The original publication recommends to use sea ice fields from one model also for other models that do not provide daily sea ice concentration. This is possible as sea ice concentrations are prescribed in the AMIP simulations and has been done to produce the example figure shown below.
Available recipes and diagnostics#
Recipes are stored in recipes/
Diagnostics are stored in diag_scripts/crem/
albisccp (atmos, daily mean, longitude latitude time)
cltisccp (atmos, daily mean, longitude latitude time)
pctisccp (atmos, daily mean, longitude latitude time)
rlut (atmos, daily mean, longitude latitude time)
rlutcs (atmos, daily mean, longitude latitude time)
rsut (atmos, daily mean, longitude latitude time)
rsutcs (atmos, daily mean, longitude latitude time)
sic/siconc (seaice, daily mean, longitude latitude time)
snc (atmos, daily mean, longitude latitude time)
If snc is not available then snw can be used instead.
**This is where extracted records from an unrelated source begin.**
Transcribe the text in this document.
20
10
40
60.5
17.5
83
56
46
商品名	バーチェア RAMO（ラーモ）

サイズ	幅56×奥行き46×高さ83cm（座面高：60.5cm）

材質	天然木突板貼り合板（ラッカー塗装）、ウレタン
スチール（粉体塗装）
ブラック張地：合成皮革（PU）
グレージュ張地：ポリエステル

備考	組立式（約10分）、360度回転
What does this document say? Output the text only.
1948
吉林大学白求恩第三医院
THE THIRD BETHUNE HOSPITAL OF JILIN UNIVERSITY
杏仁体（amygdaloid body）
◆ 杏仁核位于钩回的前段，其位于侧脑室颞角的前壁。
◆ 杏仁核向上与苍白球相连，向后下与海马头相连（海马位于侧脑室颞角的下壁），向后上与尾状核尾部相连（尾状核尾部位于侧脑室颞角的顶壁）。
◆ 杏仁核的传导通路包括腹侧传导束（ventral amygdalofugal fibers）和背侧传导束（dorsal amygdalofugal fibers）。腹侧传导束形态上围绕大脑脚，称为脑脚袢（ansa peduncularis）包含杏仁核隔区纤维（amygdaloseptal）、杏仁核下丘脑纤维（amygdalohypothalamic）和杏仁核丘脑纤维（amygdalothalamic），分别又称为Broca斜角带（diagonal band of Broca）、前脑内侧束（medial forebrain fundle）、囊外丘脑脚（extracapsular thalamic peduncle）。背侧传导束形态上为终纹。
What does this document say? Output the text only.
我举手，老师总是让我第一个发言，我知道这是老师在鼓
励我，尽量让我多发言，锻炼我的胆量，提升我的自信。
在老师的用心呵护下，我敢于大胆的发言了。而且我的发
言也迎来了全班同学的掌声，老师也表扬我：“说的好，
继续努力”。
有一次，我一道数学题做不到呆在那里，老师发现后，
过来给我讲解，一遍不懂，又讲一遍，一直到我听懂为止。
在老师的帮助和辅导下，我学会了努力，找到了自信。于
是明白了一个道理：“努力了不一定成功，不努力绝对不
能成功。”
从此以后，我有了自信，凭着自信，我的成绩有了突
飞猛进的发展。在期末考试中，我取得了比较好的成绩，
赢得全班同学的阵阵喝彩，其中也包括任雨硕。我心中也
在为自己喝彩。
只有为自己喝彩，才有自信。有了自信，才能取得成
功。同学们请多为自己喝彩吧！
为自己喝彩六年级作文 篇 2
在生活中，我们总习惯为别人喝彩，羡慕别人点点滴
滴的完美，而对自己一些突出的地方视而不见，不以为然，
For AMIP simulations, sic/siconc is often not submitted as it a boundary condition and effectively the same for every model. In this case the same daily sic data set can be used for each model.
Note: in case of using sic/siconc data from a different model (AMIP), it has to be checked by the user that the calendar definitions of all data sets are compatible, in particular whether leap days are included or not.
Observations and reformat scripts#
All observational data have been pre-processed and included within the routine. These are ISCCP, ISCCP-FD, MODIS, ERBE. No additional observational data are required at runtime.
Nam, C., Bony, S., Dufresne, J.-L., and Chepfer, H.: The ‘too few, too bright’ tropical low-cloud problem in CMIP5 models, Geophys. Res. Lett., 39, L21801, doi: 10.1029/2012GL053421, 2012.
Williams, K.D. and Webb, M.J.: A quantitative performance assessment of cloud regimes in climate models. Clim. Dyn. 33, 141-157, doi: 10.1007/s00382-008-0443-1, 2009.